При взгляде на девушку у монаха пересохло во рту. На миг он поддался греху и пожалел, что принял постриг. Бертилья, неверная графиня Лабрюиллад, была настоящей красавицей. Чистая, не тронутая оспой кожа, огромные глаза, полные губы. Такая беззащитная, такая юная (явно младше брата Майкла, которому исполнилась двадцать два). Монашек поймал себя на мысли, что никогда не встречал никого прекраснее, и спохватился. Торопливо забормотал молитву Богородице, прося укрепить его дух противу козней дьявола.
- Да, за этакую штучку не жаль потратиться на порох. – прищёлкнул языком Сэм.
Муж Бертильи стащил с головы шлем. Жидкие седые космы блестели от пота и сала. Короткий переход от крыльца в зал утомил его, он никак не мог отдышаться. Пыхтя, он сделал к помосту шаг, окинул супругу надменным взглядом, заметил вытканную на груди её красного платья золотую пташку:
- Ваш наряд безвкусен, мадам.
Графиня упала на колени и умоляюще протянула к мужу руки. Слёзы блестели на её щеках. Брат Майкл, хоть и повторял про себя, что она грешница, осквернительница брачного ложа, удержаться от жалостного вздоха не смог. Сэм покосился на него и подумал, что со слабым полом парнишка в жизни ещё хлебнёт забот.

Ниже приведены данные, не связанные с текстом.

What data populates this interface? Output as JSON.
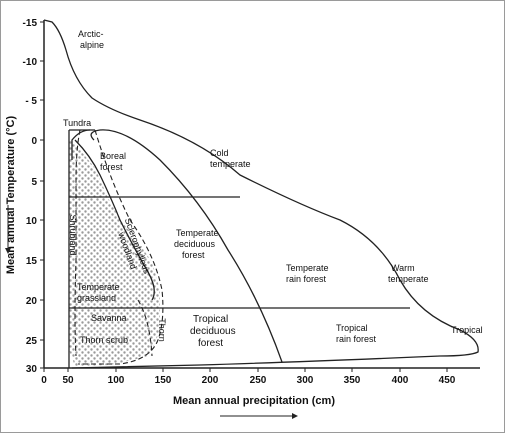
{
  "x_axis": {
    "label": "Mean annual precipitation (cm)",
    "ticks": [
      "0",
      "50",
      "100",
      "150",
      "200",
      "250",
      "300",
      "350",
      "400",
      "450"
    ]
  },
  "y_axis": {
    "label": "Mean annual Temperature (°C)",
    "ticks": [
      "-15",
      "-10",
      "- 5",
      "0",
      "5",
      "10",
      "15",
      "20",
      "25",
      "30"
    ]
  },
  "regions": {
    "arctic_alpine": [
      "Arctic-",
      "alpine"
    ],
    "tundra": [
      "Tundra"
    ],
    "boreal_forest": [
      "Boreal",
      "forest"
    ],
    "cold_temperate": [
      "Cold",
      "temperate"
    ],
    "shrubland": [
      "Shrubland"
    ],
    "sclerophyllous": [
      "Sclerophyllous",
      "woodland"
    ],
    "temperate_deciduous": [
      "Temperate",
      "deciduous",
      "forest"
    ],
    "temperate_rain_forest": [
      "Temperate",
      "rain forest"
    ],
    "warm_temperate": [
      "Warm",
      "temperate"
    ],
    "temperate_grassland": [
      "Temperate",
      "grassland"
    ],
    "savanna": [
      "Savanna"
    ],
    "thorn": [
      "Thorn"
    ],
    "tropical_deciduous": [
      "Tropical",
      "deciduous",
      "forest"
    ],
    "thorn_scrub": [
      "Thorn scrub"
    ],
    "tropical_rain_forest": [
      "Tropical",
      "rain forest"
    ],
    "tropical": [
      "Tropical"
    ]
  },
  "colors": {
    "line": "#222222",
    "dots": "#9a9a9a"
  }
}
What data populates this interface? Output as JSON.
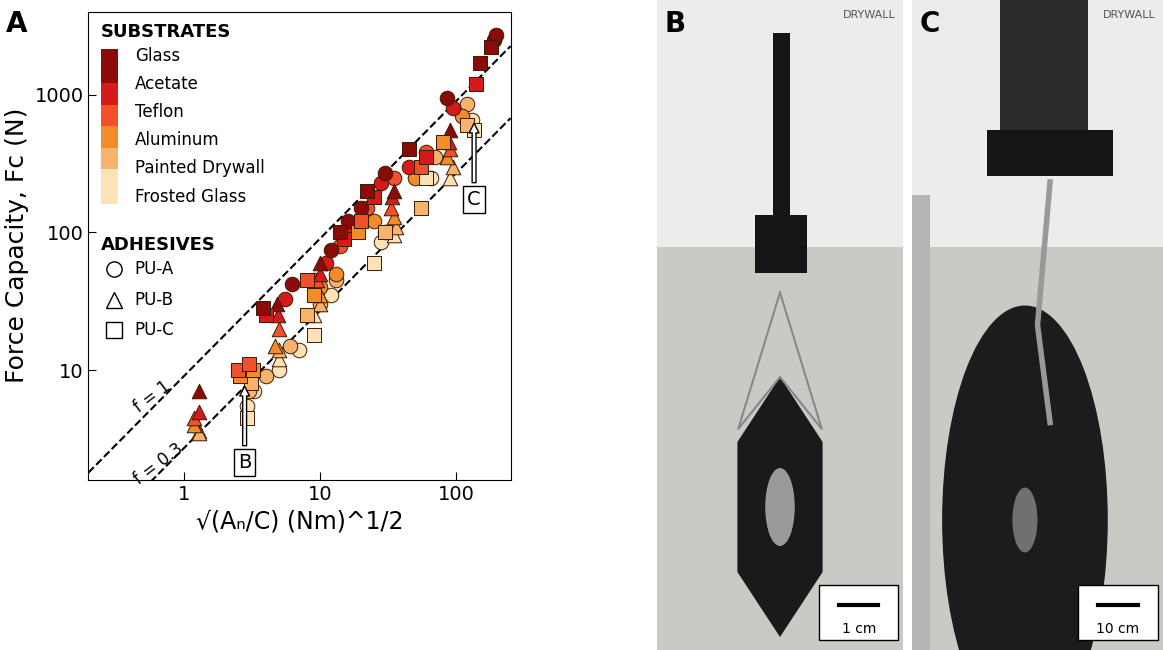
{
  "chart_data": {
    "type": "scatter",
    "panel": "A",
    "x_label": "√(Aₙ/C) (Nm)^1/2",
    "y_label": "Force Capacity, Fc (N)",
    "log": true,
    "grid": false,
    "xlim": [
      0.2,
      250
    ],
    "ylim": [
      1.6,
      4000
    ],
    "xticks": [
      1,
      10,
      100
    ],
    "yticks": [
      10,
      100,
      1000
    ],
    "substrates_title": "SUBSTRATES",
    "adhesives_title": "ADHESIVES",
    "substrates": [
      {
        "name": "Glass",
        "color": "#8b0a0a"
      },
      {
        "name": "Acetate",
        "color": "#d7191c"
      },
      {
        "name": "Teflon",
        "color": "#f0502a"
      },
      {
        "name": "Aluminum",
        "color": "#f08c2a"
      },
      {
        "name": "Painted Drywall",
        "color": "#f8b36b"
      },
      {
        "name": "Frosted Glass",
        "color": "#fde2b8"
      }
    ],
    "adhesives": [
      {
        "name": "PU-A",
        "marker": "circle"
      },
      {
        "name": "PU-B",
        "marker": "triangle"
      },
      {
        "name": "PU-C",
        "marker": "square"
      }
    ],
    "lines": [
      {
        "label": "f = 1",
        "line_style": "dashed",
        "x": [
          0.2,
          250
        ],
        "values": [
          1.8,
          2250
        ]
      },
      {
        "label": "f = 0.3",
        "line_style": "dashed",
        "x": [
          0.2,
          250
        ],
        "values": [
          0.54,
          675
        ]
      }
    ],
    "series": [
      {
        "substrate": "Frosted Glass",
        "adhesive": "PU-A",
        "x": [
          2.9,
          3.3,
          5,
          7,
          12,
          28,
          65,
          130
        ],
        "values": [
          5.5,
          7,
          10,
          14,
          35,
          85,
          250,
          650
        ]
      },
      {
        "substrate": "Painted Drywall",
        "adhesive": "PU-A",
        "x": [
          3,
          4,
          6,
          10,
          13,
          30,
          70,
          120
        ],
        "values": [
          7,
          9,
          15,
          30,
          45,
          100,
          350,
          850
        ]
      },
      {
        "substrate": "Aluminum",
        "adhesive": "PU-A",
        "x": [
          10,
          13,
          25,
          50,
          110
        ],
        "values": [
          40,
          50,
          120,
          250,
          700
        ]
      },
      {
        "substrate": "Teflon",
        "adhesive": "PU-A",
        "x": [
          9,
          14,
          22,
          35,
          60
        ],
        "values": [
          45,
          80,
          150,
          250,
          380
        ]
      },
      {
        "substrate": "Acetate",
        "adhesive": "PU-A",
        "x": [
          5.5,
          11,
          17,
          28,
          45,
          95
        ],
        "values": [
          33,
          60,
          110,
          230,
          300,
          800
        ]
      },
      {
        "substrate": "Glass",
        "adhesive": "PU-A",
        "x": [
          6.2,
          12,
          16,
          20,
          30,
          85,
          190,
          195
        ],
        "values": [
          42,
          75,
          120,
          150,
          270,
          950,
          2500,
          2700
        ]
      },
      {
        "substrate": "Frosted Glass",
        "adhesive": "PU-B",
        "x": [
          1.3,
          5,
          9,
          35,
          90
        ],
        "values": [
          3.6,
          12,
          25,
          95,
          250
        ]
      },
      {
        "substrate": "Painted Drywall",
        "adhesive": "PU-B",
        "x": [
          1.3,
          5,
          10,
          36,
          95
        ],
        "values": [
          3.5,
          14,
          30,
          110,
          300
        ]
      },
      {
        "substrate": "Aluminum",
        "adhesive": "PU-B",
        "x": [
          1.2,
          4.7,
          10,
          35,
          85
        ],
        "values": [
          4,
          15,
          35,
          130,
          350
        ]
      },
      {
        "substrate": "Teflon",
        "adhesive": "PU-B",
        "x": [
          1.2,
          5,
          9.5,
          33,
          90
        ],
        "values": [
          4.5,
          20,
          45,
          150,
          400
        ]
      },
      {
        "substrate": "Acetate",
        "adhesive": "PU-B",
        "x": [
          1.3,
          4.9,
          10,
          34,
          88
        ],
        "values": [
          5,
          25,
          50,
          180,
          450
        ]
      },
      {
        "substrate": "Glass",
        "adhesive": "PU-B",
        "x": [
          1.3,
          4.8,
          10,
          35,
          90
        ],
        "values": [
          7,
          30,
          60,
          200,
          550
        ]
      },
      {
        "substrate": "Frosted Glass",
        "adhesive": "PU-C",
        "x": [
          2.9,
          9,
          25,
          60,
          135
        ],
        "values": [
          4.5,
          18,
          60,
          250,
          550
        ]
      },
      {
        "substrate": "Painted Drywall",
        "adhesive": "PU-C",
        "x": [
          3.1,
          8,
          30,
          55,
          120
        ],
        "values": [
          8,
          25,
          100,
          150,
          600
        ]
      },
      {
        "substrate": "Aluminum",
        "adhesive": "PU-C",
        "x": [
          2.6,
          3.2,
          9,
          19,
          80
        ],
        "values": [
          9,
          10,
          35,
          100,
          450
        ]
      },
      {
        "substrate": "Teflon",
        "adhesive": "PU-C",
        "x": [
          2.5,
          3,
          8,
          20,
          55
        ],
        "values": [
          10,
          11,
          45,
          120,
          300
        ]
      },
      {
        "substrate": "Acetate",
        "adhesive": "PU-C",
        "x": [
          4,
          15,
          25,
          60,
          140
        ],
        "values": [
          25,
          90,
          180,
          350,
          1200
        ]
      },
      {
        "substrate": "Glass",
        "adhesive": "PU-C",
        "x": [
          3.8,
          14,
          22,
          45,
          150,
          180
        ],
        "values": [
          28,
          100,
          200,
          400,
          1700,
          2200
        ]
      }
    ],
    "annotations": [
      {
        "text": "B",
        "x": 2.8,
        "y": 8
      },
      {
        "text": "C",
        "x": 135,
        "y": 650
      }
    ]
  },
  "photos": [
    {
      "panel": "B",
      "wall_label": "DRYWALL",
      "scale_bar": "1 cm"
    },
    {
      "panel": "C",
      "wall_label": "DRYWALL",
      "scale_bar": "10 cm"
    }
  ]
}
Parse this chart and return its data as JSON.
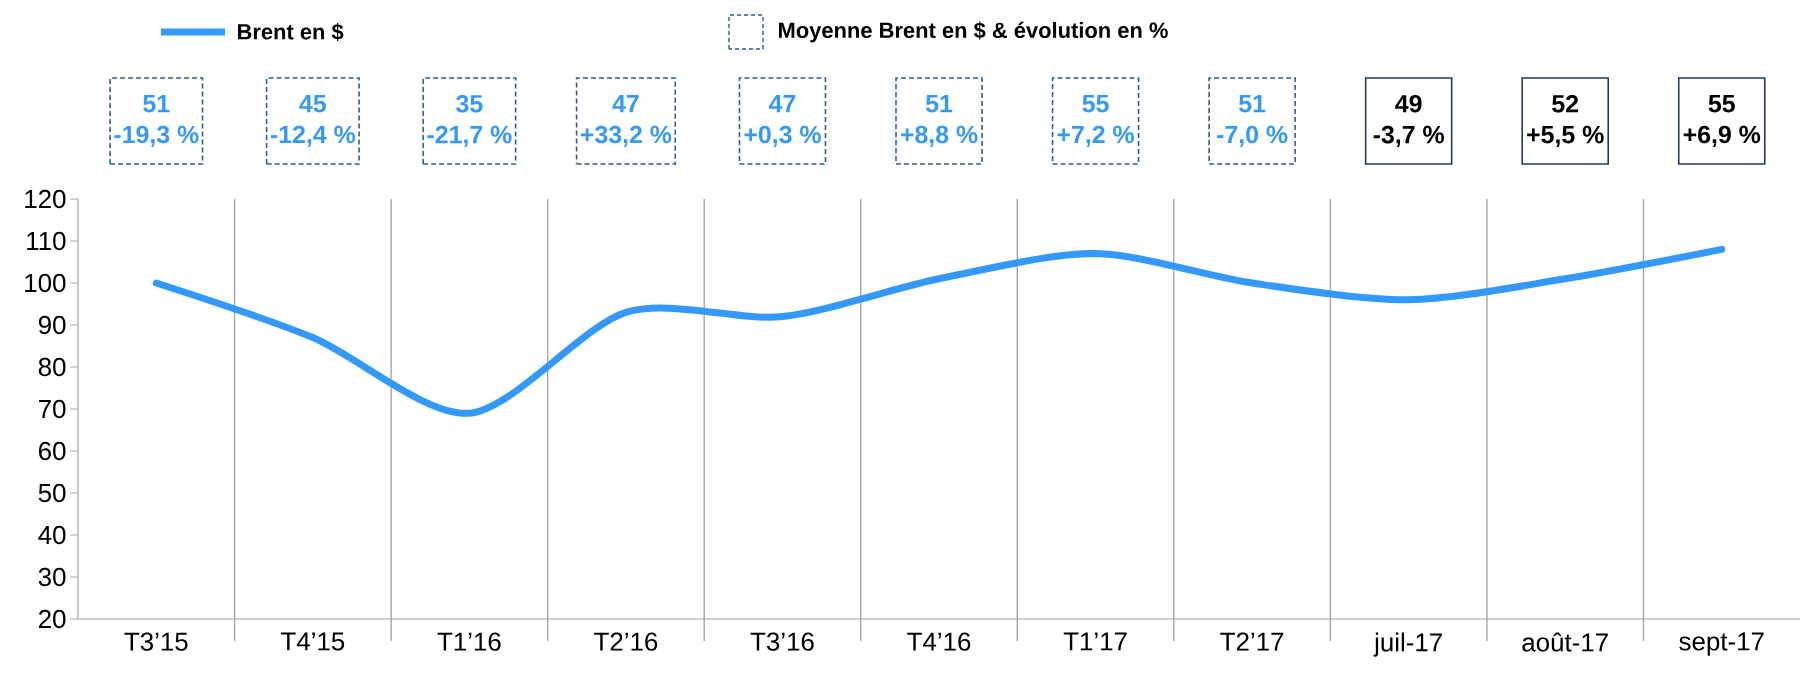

- Сорвите с неё эту пакость! – граф ткнул пальцем в ласточку на платье жены, и двое латников, гремя солеретами (солерет или сабатон - латный башмак. Прим. пер.), кинулись исполнять приказ. Один заломил девушке локти назад, другой достал кинжал.
Брат Майкл ощутил на плече тяжёлую ладонь и услышал над ухом голос Сэма:
- Не дури, святой брат. Она – его жена. Его собственность. Он волен делать с ней всё, что заблагорассудится. Сунешься – кишки выпустит.
- Да я не собирался… - начал монашек, но осёкся.
Собирался, чего уж там. Непонятно, собирался броситься графине на помощь или возмутиться вслух, но собирался.
Латник графа тем временем, распоров платье на графине до пояса, вырезал изображение ласточки и швырнул к ногам господина. Второй отпустил девушку, и она съёжилась на краю помоста, пытаясь закрыть грудь остатками лифа.
- Эй, Виллон! – самодовольно пробулькал толстяк, - Сюда гляди!
Пленник исподлобья посмотрел на врага. Виллон был молод и красив. Если Лабрюиллад походил на жирного старого борова, то любовник его жены – на юного сокола. Судя по вмятинам на его нагруднике и запёкшейся в тёмных волосах крови, он бился до последнего. Угрюмо наблюдал Виллон, как жирный граф, ухмыляясь, поднял кольчужный подол, покопался между ног и начал мочиться на золотую ласточку. Мочился долго, со вкусом. Где-то в глубинах замка прозвучал дикий крик, к счастью, быстро прекратившийся.
Вопль стих, и одновременно стихло журчание. Лабрюиллад повозился, застёгиваясь, затем протянул вбок ладонь, и оруженосец вложил в неё короткий кривой нож.
- Видишь, Виллон? – помахал им толстяк, - Знаешь, что это?
Виллон молчал.
- Это для тебя. Она, - граф указал на жену, - поедет в Лабрюиллад. Ты тоже туда поедешь, только сперва я кое-что тебе отрежу.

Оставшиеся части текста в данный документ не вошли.